We know much more about the effects of enforced separation from fathers on children than we did even a decade ago. Yet anti-father myths persist, such as: that infants and toddlers have only one primary “attachment figure”; that overnighting away from mothers causes anxiety or maladjustment in all infants and toddlers; that children prefer living with only one parent, and shared parenting isn’t worth the hassle; that shared parenting works only in the case of harmonious divorces; and that the quality of children’s relationships with their fathers is not related to how much time they spend together.
Dr. Linda Nielsen, professor of Adolescent and Educational Psychology at Wake Forest University in North Carolina, debunks such myths in a recent feature article published in The Nebraska Lawyer, “Parenting Time and Shared Residential Custody: Ten Common Myths.”
In her study, a meta-review of 64 articles published in peer-reviewed journals, Neilsen concludes that “infants form strong attachments to both parents at roughly the same time. Whatever preferences infants might have for one parent disappears by 18 months of age.” She found seven studies that have assessed overnighting of preschoolers, and “none of them found statistically significant differences in instability or other measures of maladjustment.” Also: “The vast majority [of children] who have lived in shared residential parenting families say the inconvenience of living in two homes was worth it,” and “most children in shared residential custody and those who see their father frequently are better off on measures of well-being even when their parents have ongoing conflict.”

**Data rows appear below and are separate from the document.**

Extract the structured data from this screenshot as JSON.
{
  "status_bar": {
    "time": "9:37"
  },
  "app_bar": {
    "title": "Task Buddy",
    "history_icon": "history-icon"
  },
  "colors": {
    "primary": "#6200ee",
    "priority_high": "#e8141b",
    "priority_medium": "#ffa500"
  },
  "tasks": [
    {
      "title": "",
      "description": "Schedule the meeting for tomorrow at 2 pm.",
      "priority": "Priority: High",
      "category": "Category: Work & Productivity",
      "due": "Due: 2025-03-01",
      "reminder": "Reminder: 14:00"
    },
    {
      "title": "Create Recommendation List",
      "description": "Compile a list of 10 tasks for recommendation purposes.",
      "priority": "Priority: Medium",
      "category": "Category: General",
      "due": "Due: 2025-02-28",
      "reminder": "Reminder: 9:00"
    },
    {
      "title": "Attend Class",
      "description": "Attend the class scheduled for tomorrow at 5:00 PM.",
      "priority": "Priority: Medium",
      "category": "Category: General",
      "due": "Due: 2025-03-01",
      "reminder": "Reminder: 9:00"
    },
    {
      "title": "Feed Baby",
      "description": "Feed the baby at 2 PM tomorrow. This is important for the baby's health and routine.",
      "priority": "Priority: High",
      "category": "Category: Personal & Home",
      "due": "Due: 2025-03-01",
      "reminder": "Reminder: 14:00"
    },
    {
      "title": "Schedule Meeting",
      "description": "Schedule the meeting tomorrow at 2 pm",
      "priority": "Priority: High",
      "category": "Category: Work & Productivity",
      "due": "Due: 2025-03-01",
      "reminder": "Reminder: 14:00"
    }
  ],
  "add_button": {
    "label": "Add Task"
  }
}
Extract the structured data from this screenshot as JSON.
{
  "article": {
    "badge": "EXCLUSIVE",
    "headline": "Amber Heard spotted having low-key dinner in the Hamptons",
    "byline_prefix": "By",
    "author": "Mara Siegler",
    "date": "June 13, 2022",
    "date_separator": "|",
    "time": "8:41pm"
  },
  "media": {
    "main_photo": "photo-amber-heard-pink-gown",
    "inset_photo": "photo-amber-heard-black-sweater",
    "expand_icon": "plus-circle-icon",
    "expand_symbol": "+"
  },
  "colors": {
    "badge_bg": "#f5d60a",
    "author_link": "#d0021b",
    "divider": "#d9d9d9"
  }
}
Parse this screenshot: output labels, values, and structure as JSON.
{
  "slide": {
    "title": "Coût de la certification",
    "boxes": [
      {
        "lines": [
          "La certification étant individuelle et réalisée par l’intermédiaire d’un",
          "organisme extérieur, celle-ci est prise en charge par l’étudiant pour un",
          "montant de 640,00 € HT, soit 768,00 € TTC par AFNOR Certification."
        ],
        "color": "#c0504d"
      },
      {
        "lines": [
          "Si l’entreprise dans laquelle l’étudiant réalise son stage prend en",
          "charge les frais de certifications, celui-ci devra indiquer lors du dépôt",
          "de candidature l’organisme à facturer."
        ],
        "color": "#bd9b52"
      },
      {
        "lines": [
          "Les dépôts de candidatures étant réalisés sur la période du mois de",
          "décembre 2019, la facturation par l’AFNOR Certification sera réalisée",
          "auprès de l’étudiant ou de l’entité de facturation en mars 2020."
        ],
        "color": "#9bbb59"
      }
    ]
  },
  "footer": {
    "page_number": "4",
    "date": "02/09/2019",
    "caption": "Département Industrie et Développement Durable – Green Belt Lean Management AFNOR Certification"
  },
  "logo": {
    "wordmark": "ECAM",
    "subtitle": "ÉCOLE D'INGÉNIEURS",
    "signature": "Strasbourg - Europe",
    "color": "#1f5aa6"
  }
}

Most importantly, she concluded that “fathering time, especially time that is not limited mainly to weekends or to other small parcels of time, is closely associated with the quality and endurance of the father-children relationship. This kind of fathering time is highly correlated with positive outcomes for children of divorce.”
Justice McLachlin’s goal of encouraging mediation and settlement is a noble ideal. But unless the unlevel playing field of family-law litigation is corrected, her proposals will prove merely cosmetic — both for Canadian fathers and for the children who desperately need to spend time with them.